Be open about the way forward
The article that inspired this blog post said the following:
If the death of a loved one means changes inyour child’s life, head off any worries or fears by explaining what will happen. For example, “Aunt Sara will pick you up from school like Grandma used to.” Or, “I need to stay with Grandpa for a few days. That means you and Dad will be home taking care of each other. But I’ll talk to you every day, and I’ll be back on Sunday.”
Because TomTom lived with my parents next door I will be chatting to Aidan about his after school routine. Building blocks or colouring while TomTom “watched them” is no longer going to be the norm. I would no longer be able to leave him with TomTom when I run to the store (granted the sicker TomTom got over the last few weeks, this was already the case, we’d have a helper watch TomTom watch the boys). I’m crying as I type this. Remembering Aidan on Sunday afternoons with a blanket on my dad’s lazy boy telling my grandfather all the plot holes in whatever movie they were watching.
Talk about funerals and rituals.
All the death Aidan has “experienced” has been before his birth but affects his life. Like his brother and grandfather, he misses them without really knowing how it would have been to have them around. This time around he will see services and possibly the burial.
We will have alot of family descending apon us, alot of cheek pinching and unsolicited hugs and I will have to prepare my little loner for that.

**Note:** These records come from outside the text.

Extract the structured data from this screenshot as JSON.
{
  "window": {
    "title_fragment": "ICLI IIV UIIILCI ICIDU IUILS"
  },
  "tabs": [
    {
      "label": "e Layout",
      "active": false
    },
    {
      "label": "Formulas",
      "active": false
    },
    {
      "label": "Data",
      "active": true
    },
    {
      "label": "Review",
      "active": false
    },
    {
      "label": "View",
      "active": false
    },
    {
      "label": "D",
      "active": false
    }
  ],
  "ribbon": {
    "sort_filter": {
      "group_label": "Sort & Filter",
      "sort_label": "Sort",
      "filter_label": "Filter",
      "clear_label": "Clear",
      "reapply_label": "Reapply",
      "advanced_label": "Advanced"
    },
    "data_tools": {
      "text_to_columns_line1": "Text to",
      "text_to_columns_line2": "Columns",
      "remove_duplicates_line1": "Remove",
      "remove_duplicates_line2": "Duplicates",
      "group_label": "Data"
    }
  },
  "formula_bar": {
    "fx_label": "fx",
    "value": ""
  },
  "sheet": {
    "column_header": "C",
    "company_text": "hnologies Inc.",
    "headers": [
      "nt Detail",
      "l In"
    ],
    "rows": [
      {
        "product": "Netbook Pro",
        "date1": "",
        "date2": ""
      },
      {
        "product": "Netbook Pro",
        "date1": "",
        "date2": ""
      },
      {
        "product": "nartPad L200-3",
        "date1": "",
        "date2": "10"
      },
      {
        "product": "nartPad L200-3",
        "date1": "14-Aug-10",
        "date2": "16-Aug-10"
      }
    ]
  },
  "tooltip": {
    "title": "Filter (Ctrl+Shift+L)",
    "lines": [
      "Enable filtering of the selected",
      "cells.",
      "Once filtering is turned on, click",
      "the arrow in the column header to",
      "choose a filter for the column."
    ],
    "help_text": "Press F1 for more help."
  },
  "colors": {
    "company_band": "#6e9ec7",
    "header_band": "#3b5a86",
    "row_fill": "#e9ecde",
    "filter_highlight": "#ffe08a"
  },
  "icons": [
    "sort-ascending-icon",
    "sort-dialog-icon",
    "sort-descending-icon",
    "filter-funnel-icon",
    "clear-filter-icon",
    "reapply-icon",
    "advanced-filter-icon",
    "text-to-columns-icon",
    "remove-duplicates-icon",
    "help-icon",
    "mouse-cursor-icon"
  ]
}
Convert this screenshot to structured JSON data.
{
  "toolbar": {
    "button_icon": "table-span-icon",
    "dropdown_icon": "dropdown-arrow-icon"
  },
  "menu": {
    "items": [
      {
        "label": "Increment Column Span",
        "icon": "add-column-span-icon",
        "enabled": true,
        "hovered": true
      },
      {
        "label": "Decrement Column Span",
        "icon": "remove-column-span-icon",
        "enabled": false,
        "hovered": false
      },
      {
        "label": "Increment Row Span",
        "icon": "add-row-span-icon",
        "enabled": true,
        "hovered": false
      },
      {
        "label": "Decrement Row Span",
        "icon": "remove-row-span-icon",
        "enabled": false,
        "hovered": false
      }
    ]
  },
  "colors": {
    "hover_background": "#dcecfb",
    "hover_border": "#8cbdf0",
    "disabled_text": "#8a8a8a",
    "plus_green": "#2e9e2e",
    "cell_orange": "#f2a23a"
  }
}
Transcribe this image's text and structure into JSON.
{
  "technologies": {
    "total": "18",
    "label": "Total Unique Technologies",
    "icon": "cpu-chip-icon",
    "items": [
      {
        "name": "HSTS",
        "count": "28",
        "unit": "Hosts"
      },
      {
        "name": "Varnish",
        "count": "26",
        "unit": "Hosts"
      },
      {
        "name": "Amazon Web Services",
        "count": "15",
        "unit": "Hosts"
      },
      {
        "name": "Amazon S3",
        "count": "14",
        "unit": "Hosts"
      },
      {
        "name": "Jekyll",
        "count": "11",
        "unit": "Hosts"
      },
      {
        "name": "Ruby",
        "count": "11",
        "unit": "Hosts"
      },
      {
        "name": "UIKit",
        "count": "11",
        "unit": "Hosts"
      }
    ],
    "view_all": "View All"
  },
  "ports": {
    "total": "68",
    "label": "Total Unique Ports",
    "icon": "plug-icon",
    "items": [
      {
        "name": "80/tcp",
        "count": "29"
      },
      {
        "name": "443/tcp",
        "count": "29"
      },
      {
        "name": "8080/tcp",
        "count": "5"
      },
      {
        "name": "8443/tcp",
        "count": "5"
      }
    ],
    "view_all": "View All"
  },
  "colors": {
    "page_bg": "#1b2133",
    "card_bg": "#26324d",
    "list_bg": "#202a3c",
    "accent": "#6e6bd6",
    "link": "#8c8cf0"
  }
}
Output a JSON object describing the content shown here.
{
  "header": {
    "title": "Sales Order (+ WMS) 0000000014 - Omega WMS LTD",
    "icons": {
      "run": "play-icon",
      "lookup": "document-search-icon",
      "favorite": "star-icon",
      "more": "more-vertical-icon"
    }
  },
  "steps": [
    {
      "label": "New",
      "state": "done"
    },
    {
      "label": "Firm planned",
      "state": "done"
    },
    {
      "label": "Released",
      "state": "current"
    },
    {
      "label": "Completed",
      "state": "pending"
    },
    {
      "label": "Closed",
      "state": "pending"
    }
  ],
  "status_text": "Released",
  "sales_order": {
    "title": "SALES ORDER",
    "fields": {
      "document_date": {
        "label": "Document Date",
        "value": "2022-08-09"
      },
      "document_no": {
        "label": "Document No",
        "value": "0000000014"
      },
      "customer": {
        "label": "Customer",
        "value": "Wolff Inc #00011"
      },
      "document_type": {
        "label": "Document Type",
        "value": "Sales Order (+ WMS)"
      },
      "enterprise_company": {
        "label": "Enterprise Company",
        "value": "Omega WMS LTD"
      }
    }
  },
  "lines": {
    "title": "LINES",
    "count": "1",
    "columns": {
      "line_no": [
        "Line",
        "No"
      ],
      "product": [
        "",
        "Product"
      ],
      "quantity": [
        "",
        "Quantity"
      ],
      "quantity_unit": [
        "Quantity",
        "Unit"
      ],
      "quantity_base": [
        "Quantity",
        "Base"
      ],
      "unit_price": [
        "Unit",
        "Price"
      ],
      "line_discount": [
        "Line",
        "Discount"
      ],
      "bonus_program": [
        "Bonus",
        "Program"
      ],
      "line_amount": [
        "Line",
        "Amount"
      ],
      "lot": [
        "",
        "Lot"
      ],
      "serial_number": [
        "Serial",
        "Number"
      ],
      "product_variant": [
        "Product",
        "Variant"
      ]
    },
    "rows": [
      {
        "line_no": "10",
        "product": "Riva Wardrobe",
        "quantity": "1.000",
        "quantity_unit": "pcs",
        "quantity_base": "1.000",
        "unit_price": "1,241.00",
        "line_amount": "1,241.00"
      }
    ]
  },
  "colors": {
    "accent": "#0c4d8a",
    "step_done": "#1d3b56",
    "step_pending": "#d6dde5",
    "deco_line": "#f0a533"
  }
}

I need to prepare him for seeing the adults in his life cry and for hearing the phrases, “I’m so sorry for your loss” and “my condolences” about a hundred times. I’ll need to train him to say “thank you” instead of something extremely Aidan like, like “why are you sorry, did you kill him”
– so as we head into a week of tears I will focus on the little ones because knowing my grandfather that’s always been where his focus was. Our relationship wasnt the best, I’m not about to lie and act like we were besties, I carried recentment, because I felt like he wasn’t there for my mom growing up (she had forgiven him years and years ago, I think I only completely forgave him when I saw my mom cry for him) But as a great grandfather I couldn’t fault him for a second Aidan, Caleb and Liam were his life and in his death I need to be there for them
I am so sorry for your loss Ella. I agree about keeping language simple and I am so glad you are there for the kids and allowing them and yourself to grieve in all your own ways.